Is the Home Office is trying to blame the legal system for its own mistakes?

A committee of MPs from all political parties has concluded that the Home Office has no evidence to support its belief that lawyers are abusing the system to stop asylum-seekers being deported.

In 2019, 62% of people who were detained were later released. Campaigners believe this is evidence that these people, who are locked up without seeing a judge and can be held indefinitely, should never have been detained.

But the Home Office has persistently claimed that “activist lawyers” are abusing the system in order to stop people being deported.
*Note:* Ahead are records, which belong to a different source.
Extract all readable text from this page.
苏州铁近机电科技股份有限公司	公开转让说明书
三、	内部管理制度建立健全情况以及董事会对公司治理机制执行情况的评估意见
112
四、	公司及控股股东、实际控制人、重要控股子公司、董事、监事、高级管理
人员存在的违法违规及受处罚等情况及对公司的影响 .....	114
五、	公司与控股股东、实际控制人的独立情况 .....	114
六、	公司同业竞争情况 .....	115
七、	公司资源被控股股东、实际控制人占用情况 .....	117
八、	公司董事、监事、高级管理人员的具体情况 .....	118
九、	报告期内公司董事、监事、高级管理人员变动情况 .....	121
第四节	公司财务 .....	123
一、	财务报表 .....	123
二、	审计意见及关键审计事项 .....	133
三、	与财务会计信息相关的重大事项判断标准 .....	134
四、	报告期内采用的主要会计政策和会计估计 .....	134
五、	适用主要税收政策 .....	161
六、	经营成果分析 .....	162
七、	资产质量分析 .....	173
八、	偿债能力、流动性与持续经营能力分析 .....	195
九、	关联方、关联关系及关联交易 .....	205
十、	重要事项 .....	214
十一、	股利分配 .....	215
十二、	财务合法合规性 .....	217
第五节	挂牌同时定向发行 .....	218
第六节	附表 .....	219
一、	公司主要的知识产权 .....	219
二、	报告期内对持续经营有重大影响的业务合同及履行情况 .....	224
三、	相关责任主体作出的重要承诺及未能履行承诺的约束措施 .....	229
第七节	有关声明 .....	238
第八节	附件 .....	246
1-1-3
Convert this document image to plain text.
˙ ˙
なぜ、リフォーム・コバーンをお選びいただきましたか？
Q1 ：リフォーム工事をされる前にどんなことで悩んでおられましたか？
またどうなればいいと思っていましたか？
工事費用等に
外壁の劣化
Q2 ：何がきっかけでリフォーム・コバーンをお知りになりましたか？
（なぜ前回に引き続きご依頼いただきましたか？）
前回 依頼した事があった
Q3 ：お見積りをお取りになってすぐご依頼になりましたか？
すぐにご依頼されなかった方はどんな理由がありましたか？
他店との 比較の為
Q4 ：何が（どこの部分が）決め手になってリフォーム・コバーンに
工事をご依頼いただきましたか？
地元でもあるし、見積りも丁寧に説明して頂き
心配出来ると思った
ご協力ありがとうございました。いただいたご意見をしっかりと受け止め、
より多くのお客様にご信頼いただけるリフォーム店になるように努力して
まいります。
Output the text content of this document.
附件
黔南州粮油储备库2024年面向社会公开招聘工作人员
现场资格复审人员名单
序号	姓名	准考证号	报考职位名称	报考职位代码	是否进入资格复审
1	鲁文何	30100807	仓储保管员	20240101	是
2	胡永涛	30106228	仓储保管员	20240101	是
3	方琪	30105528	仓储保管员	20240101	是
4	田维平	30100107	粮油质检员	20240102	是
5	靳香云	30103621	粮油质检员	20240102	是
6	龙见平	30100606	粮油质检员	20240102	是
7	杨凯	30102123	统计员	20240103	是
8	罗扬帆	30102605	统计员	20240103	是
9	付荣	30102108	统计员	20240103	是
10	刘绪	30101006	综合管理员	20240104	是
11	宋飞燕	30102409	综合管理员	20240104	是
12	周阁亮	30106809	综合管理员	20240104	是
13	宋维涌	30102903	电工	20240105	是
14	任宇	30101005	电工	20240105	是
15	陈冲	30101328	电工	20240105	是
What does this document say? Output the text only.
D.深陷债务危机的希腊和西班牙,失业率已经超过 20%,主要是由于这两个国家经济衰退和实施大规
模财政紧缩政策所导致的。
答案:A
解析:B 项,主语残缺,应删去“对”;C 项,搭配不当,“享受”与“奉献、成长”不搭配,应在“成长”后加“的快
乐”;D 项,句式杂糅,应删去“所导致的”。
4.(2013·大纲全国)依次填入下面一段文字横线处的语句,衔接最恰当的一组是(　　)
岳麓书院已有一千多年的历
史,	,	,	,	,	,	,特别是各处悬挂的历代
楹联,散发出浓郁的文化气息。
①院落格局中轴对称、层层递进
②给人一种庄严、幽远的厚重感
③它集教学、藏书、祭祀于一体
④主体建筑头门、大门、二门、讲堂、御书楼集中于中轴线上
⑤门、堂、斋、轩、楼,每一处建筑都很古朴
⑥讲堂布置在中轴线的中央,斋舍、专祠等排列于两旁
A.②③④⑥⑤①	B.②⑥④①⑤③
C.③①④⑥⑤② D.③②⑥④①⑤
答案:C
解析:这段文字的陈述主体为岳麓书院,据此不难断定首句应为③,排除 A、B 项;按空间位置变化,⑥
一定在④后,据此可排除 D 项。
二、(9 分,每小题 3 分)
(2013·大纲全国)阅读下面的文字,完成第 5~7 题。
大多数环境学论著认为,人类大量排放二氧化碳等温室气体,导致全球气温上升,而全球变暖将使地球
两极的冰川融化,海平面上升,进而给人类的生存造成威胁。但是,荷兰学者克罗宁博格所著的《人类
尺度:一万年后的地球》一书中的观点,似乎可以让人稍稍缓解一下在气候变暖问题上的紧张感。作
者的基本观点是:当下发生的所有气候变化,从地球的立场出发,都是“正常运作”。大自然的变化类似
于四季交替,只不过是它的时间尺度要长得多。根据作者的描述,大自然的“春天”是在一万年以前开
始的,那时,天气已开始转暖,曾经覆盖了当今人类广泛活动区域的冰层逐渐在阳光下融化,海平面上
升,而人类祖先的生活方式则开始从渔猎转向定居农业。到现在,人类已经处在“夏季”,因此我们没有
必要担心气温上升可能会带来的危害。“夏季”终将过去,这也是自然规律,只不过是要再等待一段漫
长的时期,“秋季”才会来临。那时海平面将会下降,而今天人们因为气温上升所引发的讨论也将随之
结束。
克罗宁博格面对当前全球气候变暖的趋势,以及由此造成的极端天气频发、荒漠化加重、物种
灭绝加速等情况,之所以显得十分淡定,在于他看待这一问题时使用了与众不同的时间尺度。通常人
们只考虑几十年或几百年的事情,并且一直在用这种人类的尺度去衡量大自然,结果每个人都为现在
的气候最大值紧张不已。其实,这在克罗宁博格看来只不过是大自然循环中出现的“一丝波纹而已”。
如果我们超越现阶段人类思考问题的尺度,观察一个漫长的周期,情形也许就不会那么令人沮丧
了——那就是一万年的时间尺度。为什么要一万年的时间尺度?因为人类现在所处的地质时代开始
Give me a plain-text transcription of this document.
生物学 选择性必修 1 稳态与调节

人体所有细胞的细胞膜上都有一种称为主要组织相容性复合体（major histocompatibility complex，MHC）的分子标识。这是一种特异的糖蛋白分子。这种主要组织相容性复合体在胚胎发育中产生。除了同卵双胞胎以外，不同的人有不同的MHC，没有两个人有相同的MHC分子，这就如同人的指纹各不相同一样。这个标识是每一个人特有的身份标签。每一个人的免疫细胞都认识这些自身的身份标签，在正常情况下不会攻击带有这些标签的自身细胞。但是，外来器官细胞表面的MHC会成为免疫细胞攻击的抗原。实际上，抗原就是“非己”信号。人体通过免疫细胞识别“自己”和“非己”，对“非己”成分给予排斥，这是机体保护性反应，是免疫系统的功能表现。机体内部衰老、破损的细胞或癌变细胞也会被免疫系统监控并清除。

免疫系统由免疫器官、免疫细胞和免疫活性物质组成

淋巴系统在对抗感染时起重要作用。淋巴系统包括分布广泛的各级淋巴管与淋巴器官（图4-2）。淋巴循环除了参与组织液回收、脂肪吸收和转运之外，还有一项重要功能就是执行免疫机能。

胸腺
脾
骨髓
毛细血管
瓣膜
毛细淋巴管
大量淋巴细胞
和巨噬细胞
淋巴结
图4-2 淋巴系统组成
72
The Public Accounts Committee (PAC), which is mostly made up of Tory MPs, said the Home Office “did not provide any systematic analysis to support this [claim]”. It added: “The Department does not really understand why this figure is so high or what it can do ensure these returns are completed as planned.”

The committee also noted a previous report by the National Audit Office watchdog, which concluded that the Home Office not explore its own possible failings when analysing why so many people are detained but not deported.

Another government watchdog, Her Majesty’s Chief Inspector on Prisons, has also previously said the high number of people released rather deported “raised questions about the justification for detention in the first place”.

The PAC’s report also said that, despite being repeatedly criticised for its apparent failures, the Home Office was “still not sufficiently curious about the impact of its actions and the underlying reasons for the challenges it faces”.

“We are concerned that if the Department does not make decisions based on evidence,
it instead risks making them on anecdote, assumption and prejudice,” it said.

A previous PAC report found that the number of people detained has risen rapidly over the last 20 years and detention costs the taxpayers £32,000 a year, much of which goes to private companies like Serco, G4S and Mitie.

It also found that children had been taken into care while their parents were detained and over 100 people every year are awarded compensation for being unlawfully detained.